For handwritten and machine-typed text, HyperScience uses a single extraction model versus most legacy solutions which require an operator to select which model to use, limiting scale and automation rates. 

Moreover, it can read white text on black backgrounds, patterned or textured backgrounds, and scan/fax distortions, which would stump legacy tools. Being able to do this accurately and automatically significantly impacts operational efficiency.
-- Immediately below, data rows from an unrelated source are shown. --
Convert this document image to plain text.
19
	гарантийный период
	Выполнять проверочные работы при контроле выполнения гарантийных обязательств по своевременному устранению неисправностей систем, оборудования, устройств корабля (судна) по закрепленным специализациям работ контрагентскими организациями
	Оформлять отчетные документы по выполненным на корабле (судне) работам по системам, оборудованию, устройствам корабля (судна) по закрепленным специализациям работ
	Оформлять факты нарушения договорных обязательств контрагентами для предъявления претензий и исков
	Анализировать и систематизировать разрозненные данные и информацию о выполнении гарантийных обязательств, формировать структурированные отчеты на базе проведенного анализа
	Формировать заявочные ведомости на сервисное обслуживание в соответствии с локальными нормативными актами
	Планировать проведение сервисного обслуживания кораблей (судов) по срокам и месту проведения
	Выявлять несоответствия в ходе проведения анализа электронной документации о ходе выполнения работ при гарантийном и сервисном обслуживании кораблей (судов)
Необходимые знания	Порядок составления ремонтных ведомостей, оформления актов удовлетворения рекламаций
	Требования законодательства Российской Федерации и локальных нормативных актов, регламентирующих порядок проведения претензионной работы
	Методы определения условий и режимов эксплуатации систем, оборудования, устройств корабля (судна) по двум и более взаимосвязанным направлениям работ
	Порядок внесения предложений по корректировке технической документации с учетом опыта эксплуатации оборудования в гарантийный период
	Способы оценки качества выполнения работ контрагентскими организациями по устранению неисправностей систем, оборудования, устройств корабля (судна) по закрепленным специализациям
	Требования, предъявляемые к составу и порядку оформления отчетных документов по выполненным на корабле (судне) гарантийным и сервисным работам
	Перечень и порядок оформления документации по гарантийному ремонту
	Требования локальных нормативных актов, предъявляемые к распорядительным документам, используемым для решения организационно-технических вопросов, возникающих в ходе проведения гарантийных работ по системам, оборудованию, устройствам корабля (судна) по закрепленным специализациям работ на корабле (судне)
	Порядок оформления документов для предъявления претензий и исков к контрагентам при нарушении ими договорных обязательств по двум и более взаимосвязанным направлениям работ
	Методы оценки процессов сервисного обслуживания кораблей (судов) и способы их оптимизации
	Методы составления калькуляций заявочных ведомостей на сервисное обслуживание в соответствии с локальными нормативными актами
HyperScience applies powerful ML tools that ignore unnecessary fields and descriptions. This means that only the required data is extracted. 

This is not just from a data input point of view but also from a filing, storage and sharing viewpoint. Suppose users can easily find any kind of document simply by typing the details into a search bar. In that case, the process becomes efficient, resulting in people having more time to do more value-added tasks, such as spending time with the client and upping service and satisfaction levels. 

HyperScience can also be choosy! It can use your entire document library to pull metrics on any area of your business, allowing users to identify strengths, weaknesses, and opportunities for development.

Customisation and operational efficiency
All of this, of course, needs to be configurable to individual business needs, and the combination of technologies set to the requirements of the user makes for a powerful offering. Users can set limits and parameters and determine the amount of human oversight. In this way, users can customise the HyperScience processes to mould into existing procedures, configure accuracy thresholds, automatically alert team members when action is needed, and manage quality assurance capabilities with confidence.